Sebaliknya, ketika kita menceritakan kesulitan, kegagalan, atau perjuangan yang sedang dihadapi, banyak orang justru lebih mudah menunjukkan empati. Mereka merasa terhubung. Mereka merasa masih memiliki ruang untuk membantu. Mereka mendoakan, memberi dukungan, bahkan ikut merasakan beban yang kita pikul. Tidak ada perbandingan yang lahir dari kisah penderitaan. Yang muncul justru rasa iba dan kasih sayang.
Bukan berarti kita harus hidup dalam kepura-puraan dengan terus-menerus menampilkan kesedihan. Bukan pula berarti kebahagiaan harus dikubur rapat-rapat. Namun ada kebijaksanaan dalam memilih kepada siapa cerita itu disampaikan. Tidak semua pencapaian perlu diumumkan. Tidak semua rezeki perlu dipamerkan. Tidak semua kebahagiaan harus menjadi konsumsi banyak orang.

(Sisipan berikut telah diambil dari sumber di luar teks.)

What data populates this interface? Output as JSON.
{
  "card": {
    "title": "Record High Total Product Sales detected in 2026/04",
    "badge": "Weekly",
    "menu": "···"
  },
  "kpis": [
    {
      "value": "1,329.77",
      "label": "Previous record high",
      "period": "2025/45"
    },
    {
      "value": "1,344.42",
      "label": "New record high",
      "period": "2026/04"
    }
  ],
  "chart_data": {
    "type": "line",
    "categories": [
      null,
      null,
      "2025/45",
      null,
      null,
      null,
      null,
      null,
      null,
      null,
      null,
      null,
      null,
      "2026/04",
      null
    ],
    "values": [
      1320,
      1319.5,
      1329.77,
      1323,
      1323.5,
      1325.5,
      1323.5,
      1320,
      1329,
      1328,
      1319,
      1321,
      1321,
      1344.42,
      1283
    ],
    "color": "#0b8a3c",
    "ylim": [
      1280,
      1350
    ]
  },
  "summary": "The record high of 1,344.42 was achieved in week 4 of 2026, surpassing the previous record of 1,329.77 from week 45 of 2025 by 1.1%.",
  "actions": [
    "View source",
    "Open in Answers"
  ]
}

Kadang-kadang, kebahagiaan yang paling tenang justru lahir dari hal-hal yang tidak banyak diketahui orang lain. Seperti akar pohon yang tumbuh diam-diam di dalam tanah. Tidak terlihat, tetapi menguatkan. Tidak dipuji, tetapi menopang kehidupan. Kebahagiaan semacam ini tidak membutuhkan validasi. Ia cukup disyukuri, dijaga, dan dinikmati bersama orang-orang yang benar-benar tulus mencintai kita.
Ada pula pelajaran penting yang sering terlupakan. Ketika kita terlalu sering menceritakan kesenangan, kita tanpa sadar membuka pintu bagi berbagai penilaian. Orang mulai menghitung apa yang kita miliki. Mereka mulai mengukur pencapaian kita. Bahkan terkadang menunggu kapan kita gagal. Sebaliknya, ketika kita lebih banyak menyimpan nikmat dan memperbanyak syukur, hidup terasa lebih ringan. Kita tidak sibuk menjaga citra. Kita tidak perlu membuktikan apa pun kepada siapa pun.
Pada akhirnya, bukan soal menyembunyikan kebahagiaan, melainkan menjaga keberkahannya. Sebab tidak semua yang indah perlu diumumkan, dan tidak semua yang kita miliki harus diketahui dunia. Ada kebahagiaan yang lebih aman ketika disimpan dalam doa, lebih hangat ketika dirayakan bersama keluarga, dan lebih bermakna ketika dikembalikan sebagai rasa syukur kepada Tuhan.
Maka, jika hari ini hidup sedang memberi banyak nikmat, syukurilah dengan tenang. Jika ada kesulitan, jangan ragu mencari bahu untuk bersandar. Dan jika harus memilih antara membuat orang iri atau membuat orang mengasihi, bukankah lebih indah menjadi manusia yang dicintai karena ketulusannya daripada dikagumi karena kemewahannya? Mari belajar menjadi pribadi yang tidak sibuk memamerkan kebahagiaan, tetapi memperbanyak rasa syukur. Karena sering kali, nikmat yang paling terjaga adalah nikmat yang tidak banyak diceritakan.